Fue una época de gran despertar espiritual. Si usted viviera durante este período (finales de 1700s a 1950s o 60s), habría sentido que el fuego del evangelismo encendía los corazones de muchos a su alrededor. Es posible que usted mismo haya sido atrapado en el fuego como decenas de miles de personas. Estos dejaron las comodidades de la vida en Europa o América y viajaron a las partes más remotas de la tierra, llevando la luz de la salvación a aquellos en la oscuridad espiritual.
Muchos de estos valientes individuos murieron en el mar, en las selvas de África y América del Sur, o en manos de las mismas personas en quienes abandonaron todo para ayudar. Aún así, ellos fueron. Su fuego era contagioso, sus sacrificios no en vano. Miles y miles escucharon el evangelio y llegaron a la salvación a causa de ellos. Algunos de los grandes héroes de las misiones vienen a mi mente: Adoniram Judson de Birmania; Hudson Taylor y Lottie Moon de China; David Livingstone de África; Jim Elliott y sus valientes compañeros de misión en Ecuador –sólo por mencionar algunos.
Fui hija de este gran movimiento evangélico. Mis padres se encontraban entre los valientes hombres y mujeres que abandonaron todo y cruzaron un vasto océano hacia una tierra desconocida debido a su pasión por las almas de personas que nunca habían conocido. Debo mis maravillosos recuerdos de infancia de crecer en África a este movimiento. Más que eso, debo mi pasión por las misiones a los valientes hombres y mujeres que pertenecieron a las generaciones anteriores a mí.
En Apocalipsis 3: 8, Dios le dice a la iglesia en Filadelfia: «Mira que delante de ti
he dejado abierta una puerta que nadie puede cerrar». Las generaciones anteriores también tenían una puerta abierta. La de ellos fue una gran vocación, y muchos la escucharon. Este llamado estuvo lleno de aventuras, desafíos, amor por sus semejantes, y la alegría de ver a Dios moverse y las almas perdidas salvadas.

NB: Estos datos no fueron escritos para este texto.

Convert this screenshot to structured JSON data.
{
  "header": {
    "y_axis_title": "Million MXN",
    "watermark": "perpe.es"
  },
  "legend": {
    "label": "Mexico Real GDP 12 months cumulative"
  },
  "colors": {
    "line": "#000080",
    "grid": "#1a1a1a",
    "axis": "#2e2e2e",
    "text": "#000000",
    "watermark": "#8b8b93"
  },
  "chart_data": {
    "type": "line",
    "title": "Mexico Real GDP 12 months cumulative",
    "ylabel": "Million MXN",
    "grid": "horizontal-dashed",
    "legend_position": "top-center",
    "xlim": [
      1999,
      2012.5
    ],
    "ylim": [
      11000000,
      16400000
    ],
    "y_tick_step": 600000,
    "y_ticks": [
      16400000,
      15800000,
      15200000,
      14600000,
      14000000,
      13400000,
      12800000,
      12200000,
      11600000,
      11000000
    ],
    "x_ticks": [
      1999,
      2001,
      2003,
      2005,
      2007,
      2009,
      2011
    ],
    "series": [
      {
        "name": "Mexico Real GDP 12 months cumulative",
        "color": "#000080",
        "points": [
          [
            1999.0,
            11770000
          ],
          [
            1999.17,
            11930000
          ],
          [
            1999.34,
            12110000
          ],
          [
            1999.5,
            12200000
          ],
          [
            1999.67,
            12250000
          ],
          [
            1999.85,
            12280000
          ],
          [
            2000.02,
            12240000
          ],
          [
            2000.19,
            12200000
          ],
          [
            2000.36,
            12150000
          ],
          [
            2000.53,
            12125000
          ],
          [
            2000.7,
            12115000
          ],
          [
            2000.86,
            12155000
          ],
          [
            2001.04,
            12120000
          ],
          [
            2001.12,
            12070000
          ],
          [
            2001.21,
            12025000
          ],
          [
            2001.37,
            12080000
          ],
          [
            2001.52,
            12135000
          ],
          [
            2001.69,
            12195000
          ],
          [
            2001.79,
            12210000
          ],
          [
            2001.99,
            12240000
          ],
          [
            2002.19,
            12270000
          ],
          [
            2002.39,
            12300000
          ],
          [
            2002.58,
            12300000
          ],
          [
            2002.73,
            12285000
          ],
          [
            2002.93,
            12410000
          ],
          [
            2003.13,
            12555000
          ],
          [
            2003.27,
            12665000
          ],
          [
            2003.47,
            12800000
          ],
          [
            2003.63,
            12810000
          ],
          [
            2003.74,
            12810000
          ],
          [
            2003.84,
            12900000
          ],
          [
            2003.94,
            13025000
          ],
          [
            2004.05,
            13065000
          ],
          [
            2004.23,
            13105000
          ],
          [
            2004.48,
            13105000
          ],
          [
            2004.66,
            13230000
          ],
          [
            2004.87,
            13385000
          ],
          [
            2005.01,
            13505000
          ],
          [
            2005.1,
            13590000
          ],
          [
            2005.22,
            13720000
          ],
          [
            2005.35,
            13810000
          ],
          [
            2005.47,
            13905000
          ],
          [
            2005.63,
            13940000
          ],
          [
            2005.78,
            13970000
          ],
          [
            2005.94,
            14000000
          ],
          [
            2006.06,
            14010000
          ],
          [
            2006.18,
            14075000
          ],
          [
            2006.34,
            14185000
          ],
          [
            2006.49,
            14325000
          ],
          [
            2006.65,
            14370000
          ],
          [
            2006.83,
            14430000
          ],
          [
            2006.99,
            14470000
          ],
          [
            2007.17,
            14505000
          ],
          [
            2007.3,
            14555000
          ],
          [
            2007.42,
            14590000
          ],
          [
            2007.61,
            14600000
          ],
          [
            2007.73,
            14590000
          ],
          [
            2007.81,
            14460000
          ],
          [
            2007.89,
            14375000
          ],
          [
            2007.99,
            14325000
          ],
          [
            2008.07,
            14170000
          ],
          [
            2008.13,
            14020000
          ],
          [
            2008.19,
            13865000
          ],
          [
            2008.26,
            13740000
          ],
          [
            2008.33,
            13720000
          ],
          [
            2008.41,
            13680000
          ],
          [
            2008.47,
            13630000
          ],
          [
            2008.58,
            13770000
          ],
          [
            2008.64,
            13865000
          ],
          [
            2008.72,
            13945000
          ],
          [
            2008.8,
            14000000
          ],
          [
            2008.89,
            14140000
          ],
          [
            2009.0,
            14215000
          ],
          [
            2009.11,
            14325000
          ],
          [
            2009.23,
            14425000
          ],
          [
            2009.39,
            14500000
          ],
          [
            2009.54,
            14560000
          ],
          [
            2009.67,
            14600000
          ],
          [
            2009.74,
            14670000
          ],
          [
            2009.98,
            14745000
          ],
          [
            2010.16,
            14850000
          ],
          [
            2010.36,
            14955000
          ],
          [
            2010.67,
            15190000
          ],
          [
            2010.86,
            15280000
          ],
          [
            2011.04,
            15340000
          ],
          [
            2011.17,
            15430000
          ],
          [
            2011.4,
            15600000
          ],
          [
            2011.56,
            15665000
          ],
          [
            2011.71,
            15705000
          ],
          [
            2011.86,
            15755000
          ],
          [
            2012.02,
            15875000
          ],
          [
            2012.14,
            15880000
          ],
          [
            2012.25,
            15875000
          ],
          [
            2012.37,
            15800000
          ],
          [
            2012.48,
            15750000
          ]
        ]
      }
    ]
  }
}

Me quedé a los pies de aquellas generaciones que habían atravesado valientemente una puerta abierta. Vi su celo por el Señor y su valor ante las dificultades. La misión nigeriana donde crecí se enfrentó a la guerra de Biafran. Mis padres y mis tías y tíos misioneros fueron testigos del genocidio de las personas Igbo, la presencia constante de soldados armados, las repentinas evacuaciones y el temor de que la guerra civil pudiera estar en su patio delantero en cualquier momento. Sin embargo, siguieron su curso, amando a las personas que sufrían a su alrededor y guiando a muchos a Cristo.
Estos misioneros que vinieron antes de mí permanecieron fieles a su Señor y a su llamado. Mi oración es que la generación que viene después de la nuestra también nos encuentre fieles en cualquier tarea que Dios nos dé. Tal vez esa tarea no requiera dejar nuestros hogares, pero si Dios lo planea para nosotros, debemos ir y hacerlo, incluso si sólo salimos por la puerta de enfrente y compartimos a Jesús con nuestro vecino o incluso con nuestra familia.
Para apreciar ese movimiento hace tanto tiempo, continuemos el viaje en nuestra imaginación. Suba a bordo de un bote conmigo, con destino a una tierra extranjera que sólo conoció por libros y conferencias. No sabe hablar el idioma; sólo tiene una comprensión incompleta de la cultura y no tiene idea de lo que se avecina. Se ha despedido de la familia que ama y no los volverá a ver durante varios años.
Mira hacia atrás y ve la costa desapareciendo de vista. Gira la cara hacia adelante. Una bruma salada golpea su cara mientras la brisa sopla a través de su cabello. Una gran aventura le llama. Hay lugares a los que ir, gente que conocer, almas en necesidad de un Salvador.